Even though it has been 25 years since the passing of the Americans with Disabilities Act (ADA), employment remains a goal for many individuals with disabilities. There is evidence, however, of successes being achieved in the workplace. According to the recently released 2015 Kessler Foundation National Employment and Disability Survey, the majority of Americans with disabilities are striving to work and overcoming barriers to finding jobs and succeeding in the workplace.
This rigorous, in-depth survey conducted by the University of New Hampshire, is the first nationally representative look at the workplace experiences of Americans with disabilities. The survey targeted 3,000 households in all 50 states that included at least one person between ages 18 to 64 with a disability or health condition. A primary difference between this survey and others is that it highlights the successes in finding and maintaining employment instead of focusing on barriers to employment and the disparities between people with and without disabilities.
The survey revealed that work is very important to many people with disabilities. They show this by actively preparing for employment, searching for work and/or overcoming barriers to work, working, and seeking additional hours. The survey found that Americans with disabilities who are employed work an average of 35.3 hours per week, with 60.7 percent of those working more than 40 hours per week.
Other findings show that Americans with disabilities are encountering – and overcoming − barriers in finding and maintaining employment. The top three barriers to finding work were lack of sufficient education or training, employers’ assumption that they couldn’t do the job and a lack of transportation. In the workplace, the top three barriers were getting less pay than others in a similar job, and the negative attitudes of supervisors and coworkers. A substantial percentage of employees reported overcoming these barriers.
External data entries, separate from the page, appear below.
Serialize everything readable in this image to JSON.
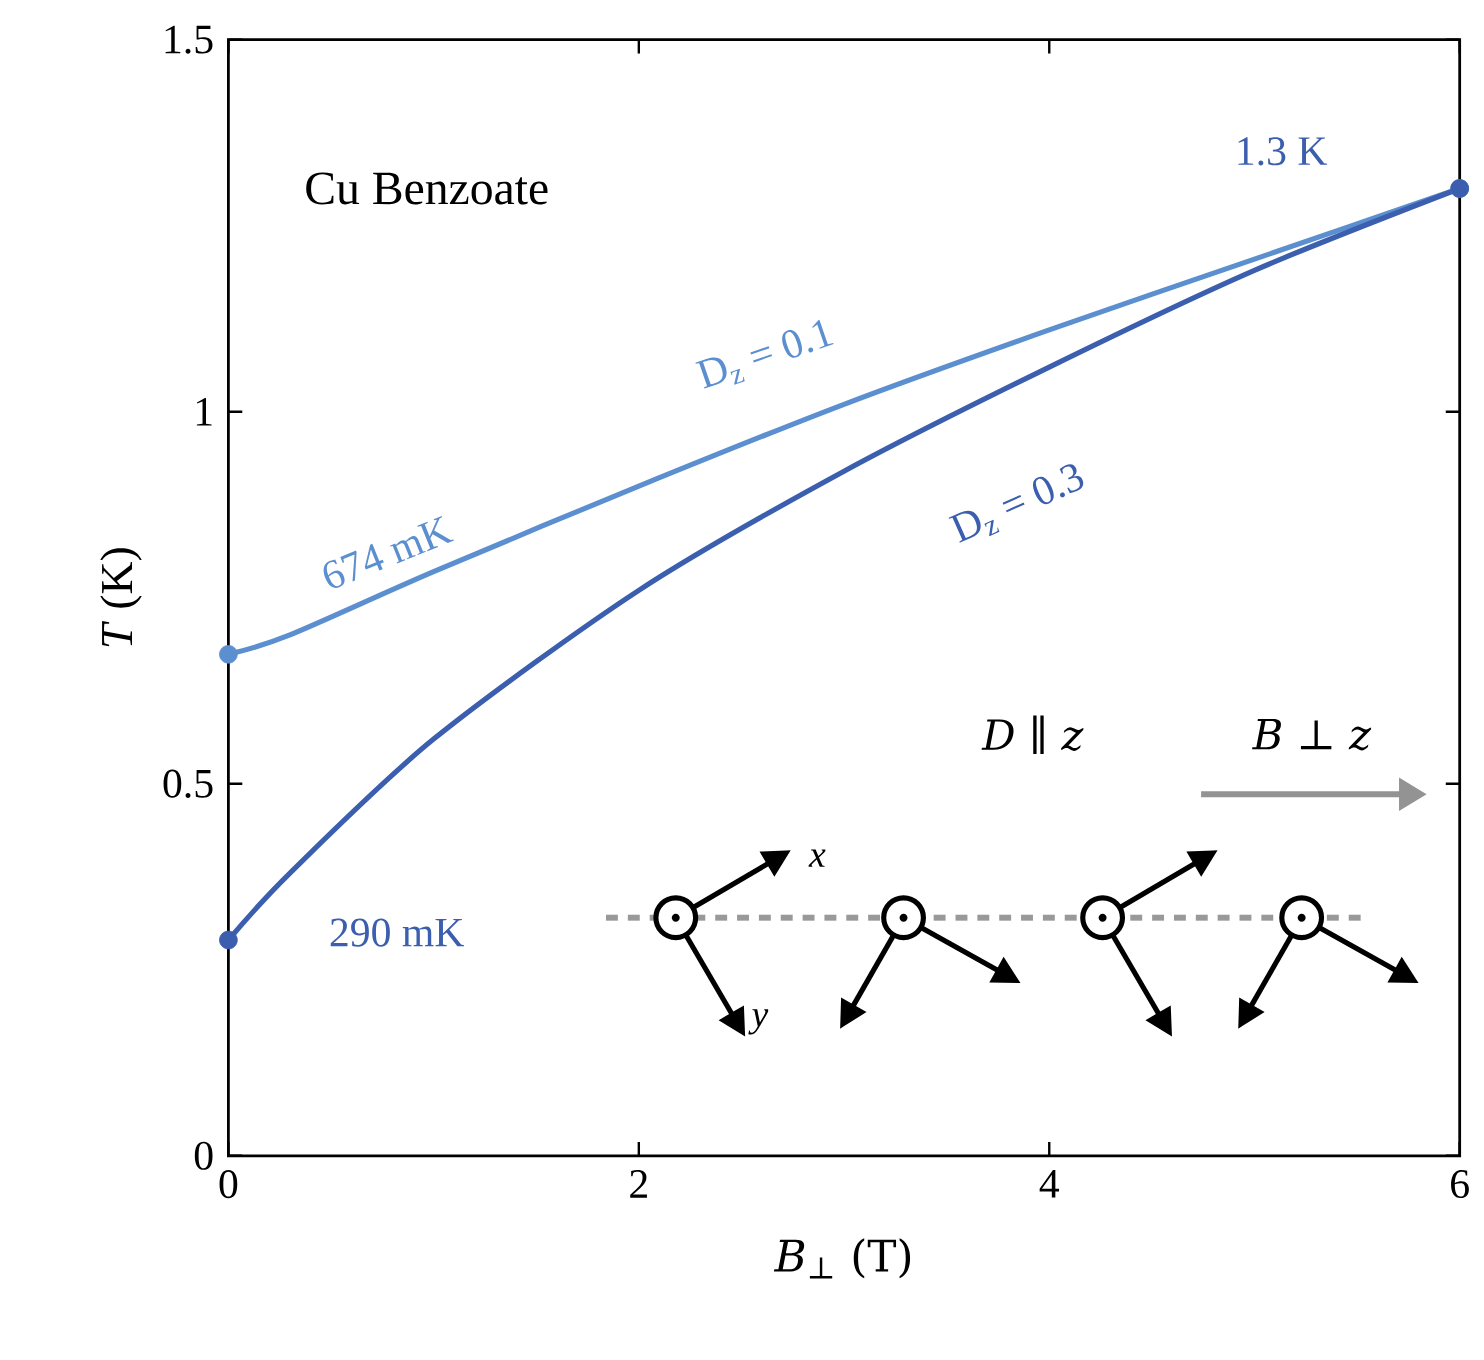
{
  "chart_data": {
    "type": "line",
    "xlabel": "*B*$_{⊥}$ (T)",
    "ylabel": "*T* (K)",
    "xlim": [
      0,
      6
    ],
    "ylim": [
      0,
      1.5
    ],
    "xticks": [
      0,
      2,
      4,
      6
    ],
    "yticks": [
      0,
      0.5,
      1,
      1.5
    ],
    "series": [
      {
        "name": "D$_{z}$ = 0.1",
        "color": "#5b8fcf",
        "x": [
          0,
          0.3,
          1,
          2,
          3,
          4,
          5,
          6
        ],
        "values": [
          0.674,
          0.7,
          0.785,
          0.9,
          1.01,
          1.11,
          1.205,
          1.3
        ]
      },
      {
        "name": "D$_{z}$ = 0.3",
        "color": "#3b5fae",
        "x": [
          0,
          0.3,
          1,
          2,
          3,
          4,
          5,
          6
        ],
        "values": [
          0.29,
          0.38,
          0.56,
          0.76,
          0.92,
          1.06,
          1.19,
          1.3
        ]
      }
    ],
    "annotations": [
      "Cu Benzoate",
      "674 mK",
      "290 mK",
      "1.3 K",
      "*D* ∥ *z*",
      "*B* ⊥ *z*",
      "*x*",
      "*y*"
    ]
  }
}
Key results also indicated that 62.4% of individuals with disabilities had a strong tendency to rely on informal networks such as family and friends to assist with job search preparation, while 68.1% used this group to help look for jobs. A smaller percentage of individuals reported discouragement from a family member as a barrier. This barrier was the easiest to overcome by negotiating with family members on the importance of work.
As we celebrate the gains of ADA25, it is critical that we refocus the national discourse on the gains being achieved by people with disabilities. By emphasizing the majority that is “striving to work” and “successfully overcoming barriers,” we positively influence the future of employment for people with disabilities. This new perspective will influence the development of new priorities and programs of intervention that address the realities of the workplace experiences of people with disabilities.